I love traveling.
It’s really amazing how easily we can get around nowadays. People used to spend months (and possibly die) traveling from Europe to America, and now I can land at Heathrow after a short 7 hour flight. In college, we could road trip from the corn fields of central Illinois to the sandy beaches of Florida in less than a day. New places and faraway friends are so easily accessible, traveling is nothing to us now. While we don’t have to worry about dying from scurvy/a rogue tidal wave on a month long boat ride or getting trampled by oxen on a covered-wagon trek to the west, traveling is not without its imperfections. I’m always thrilled when I arrive at my destination (especially if it’s a beach), but there are still those moments where I may not be the most pleasant companion. But with good reasons (I think):
Dehydration. I don’t know what it is. Whether I’m flying or driving, it’s not that I don’t have access to water. I always throw multiple bottles into my car, plus there are numerous opportunities to stop at a gas station. And I always buy a bottle once I’m through security at an airport. Even when I get wherever I’m going, I don’t seem to drink enough water. Admittedly, I think I generally consume more water than the average person (probably 6-10 bottles per day depending on the weather), so when I’m away from home, I’m always thirsty.
Bad weather.

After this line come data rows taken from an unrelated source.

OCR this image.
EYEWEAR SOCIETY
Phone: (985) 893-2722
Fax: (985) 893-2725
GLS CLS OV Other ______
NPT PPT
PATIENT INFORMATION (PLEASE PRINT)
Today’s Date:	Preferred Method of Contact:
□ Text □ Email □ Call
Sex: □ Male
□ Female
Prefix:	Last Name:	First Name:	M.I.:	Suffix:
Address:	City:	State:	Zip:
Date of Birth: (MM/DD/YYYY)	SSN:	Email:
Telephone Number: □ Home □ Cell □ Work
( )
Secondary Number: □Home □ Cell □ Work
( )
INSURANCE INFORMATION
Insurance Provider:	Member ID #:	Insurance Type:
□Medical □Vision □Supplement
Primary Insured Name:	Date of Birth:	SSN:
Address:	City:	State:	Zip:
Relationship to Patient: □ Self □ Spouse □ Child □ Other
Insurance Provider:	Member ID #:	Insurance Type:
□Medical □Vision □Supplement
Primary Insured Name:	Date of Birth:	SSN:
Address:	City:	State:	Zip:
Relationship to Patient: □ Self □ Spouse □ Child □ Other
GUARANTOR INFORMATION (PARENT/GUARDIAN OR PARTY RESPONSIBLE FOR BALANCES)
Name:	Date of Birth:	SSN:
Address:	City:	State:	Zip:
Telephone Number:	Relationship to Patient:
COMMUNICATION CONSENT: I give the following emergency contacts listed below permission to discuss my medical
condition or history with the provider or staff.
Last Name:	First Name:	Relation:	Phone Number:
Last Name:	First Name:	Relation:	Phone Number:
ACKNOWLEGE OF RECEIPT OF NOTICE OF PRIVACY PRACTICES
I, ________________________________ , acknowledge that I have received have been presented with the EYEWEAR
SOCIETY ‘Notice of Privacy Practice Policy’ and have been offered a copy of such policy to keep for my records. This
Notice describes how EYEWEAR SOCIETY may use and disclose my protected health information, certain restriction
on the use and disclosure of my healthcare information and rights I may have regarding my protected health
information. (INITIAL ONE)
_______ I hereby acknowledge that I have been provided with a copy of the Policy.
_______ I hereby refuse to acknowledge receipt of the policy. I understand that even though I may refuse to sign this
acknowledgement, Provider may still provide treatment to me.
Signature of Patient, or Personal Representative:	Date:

Whether it happens when you’re en route (and possibly delays you) or when you get wherever you are going, rain/snow/sleet/all types of precipitation ruin everything. Fact. I know it can’t be sunny all the time, but I wish it could be. At least when I’m on vacation.
Sitting next to a smelly person on a plane. You can’t get away from it. You’re squished into this teeny tiny seat that doesn’t even have enough room to stretch your legs without smashing your purse, and any attempt to direct your nostrils away from the odor is really obvious. And if you are already prone to motion sickness on landing/take-off (like moi), the b.o. makes it much, much worse.
Gawker traffic on the highway. I’m sure this has happened to all of you, too. You get stuck in a sea of brake lights for an hour, and your sweet release comes when you pass an accident. It’s not that the accident is blocking anything, it’s that everybody and their brother slows down to try and see what happened. Stupid gawkers.
The unexplained traffic jam. The only think worse than a gawker back-up is when you emerge from the sea of brake lights for no apparent reason. It’s like everyone spaced out, and all of a sudden remembered to start moving again. No apologies, no explanation. Grr.
Unfamiliar beds. It doesn’t matter how comfortable it is, it’s not yours.
Unfamiliar radio stations. Have you ever been driving through God knows where and are unable to find anything but local talk radio and static? I have. It especially sucks when I haven’t downloaded new music in awhile and just want to try and catch the new whoever, or the Hubbster wants to listen to the Cubs game.
Alex isn’t there to make my coffee. Nuff said.